Consider the implications of these regulations. An attorney in those days would likely give the following advice:

  1. If you are going to borrow your neighbor’s horse without permission, you might as well plan on keeping it. After all, the penalty is the same either way.
  2. If you plan on getting in a fight, the weapon of choice should be a plate, stone, or open hand — basically, anything other than a stick, rod, fist, bowl, drinking horn, or the dull side of a sword. Using any of the latter will cost you 12 grivnas, regardless of whether you cause injury. Use anything else, and you are free to bloody and bruise your opponent to your heart’s content with only a 3-grivna fine. By the way, once you draw blood or inflict a bruise, you might as well keep going; as long as you don’t sever a body part or kill the guy, the penalty is the same.

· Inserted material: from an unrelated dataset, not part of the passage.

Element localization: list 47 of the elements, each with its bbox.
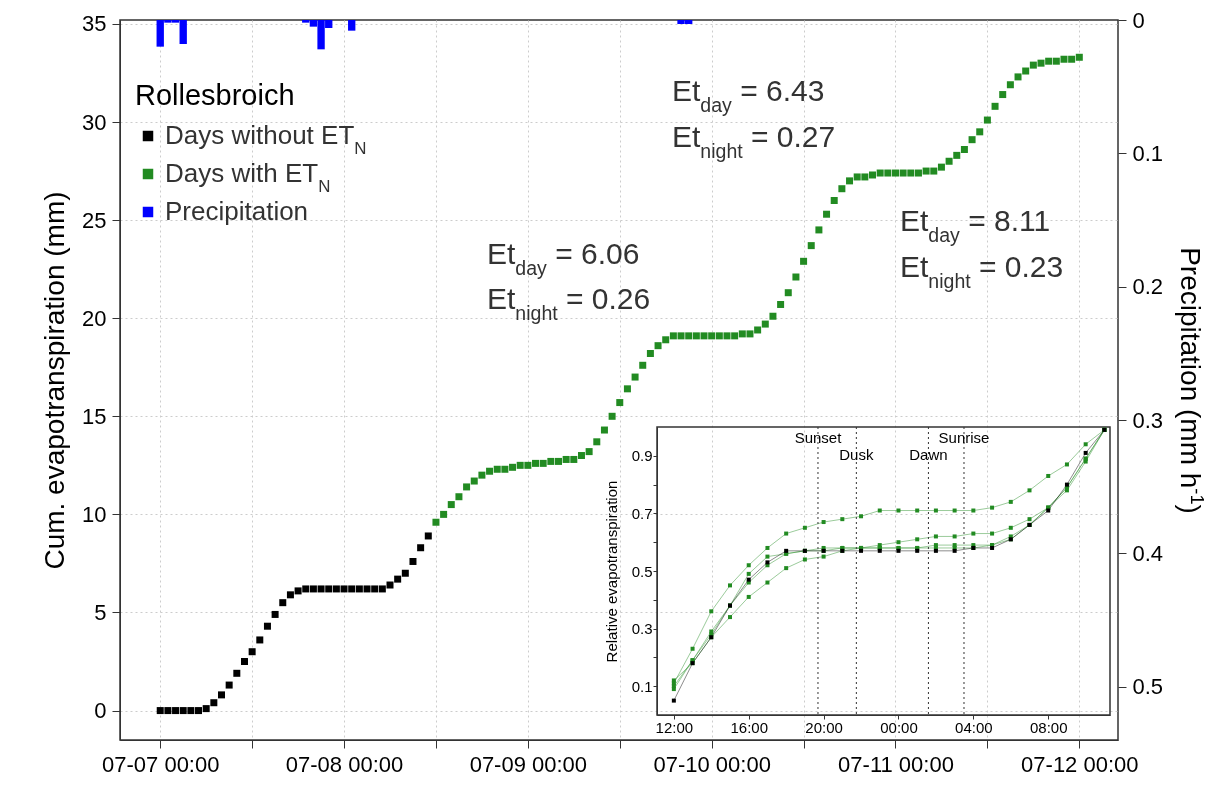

  3. If you have your heart set on inflicting pain to your opponent, cut off each of his fingers, one-by-one, and batter him about, following the rules spelled out in the preceding paragraph. The total fine, in that case, is 33 grivnas, as opposed to 40 grivnas if you sever your adversary’s arm.
  4. If, in anger, you unsheath your sword, consider carefully what you will do next. If you can compose yourself and return your sword to its sheath, you can walk away from the conflict just 1 grivna poorer for your loss of temper. If you can’t control yourself, however, and you feel the need to use your sword, for goodness sakes, use the sharp part and not the flat. Slicing a guy up (as long as you don’t cut off fingers, arms, legs, or facial hair) will cost you 3 grivnas. If you slap him with the flat of the sword, however, be prepared to shell out 12 grivnas.
  5. Russian men are proud of their facial hair. They will give up three fingers before they will let you molest a mustache or beard. If, however, in the heat of the moment, you rip off a portion of your opponent’s mustache, you might as well go all the way and keep pulling until you have robbed him of his beard, as well. It’s going to cost 12 grivnas either way.
  6. For that matter, if you get in a tussle and rip your opponent’s arm off, you might as well go ahead and work out all of your anger and kill the guy. It is a 40 grivna fine, either way. One word of caution — it would be helpful to make sure he has no close male relatives. They would have the right to seek vengeance by taking your life. If he has no male relatives (or if his relatives think he’s as much of a jerk as you do), just hand over the 40 grivnas and be done with it.
  7. If you consider yourself a good negotiator, just aim for your opponent’s leg, maiming it for the rest of his life. With no established penalty specified, it is left to the two of you to haggle over the appropriate compensation. For that matter, go ahead and take out both of his legs. That way, no matter what claim he makes against you, he won’t have a leg to stand on.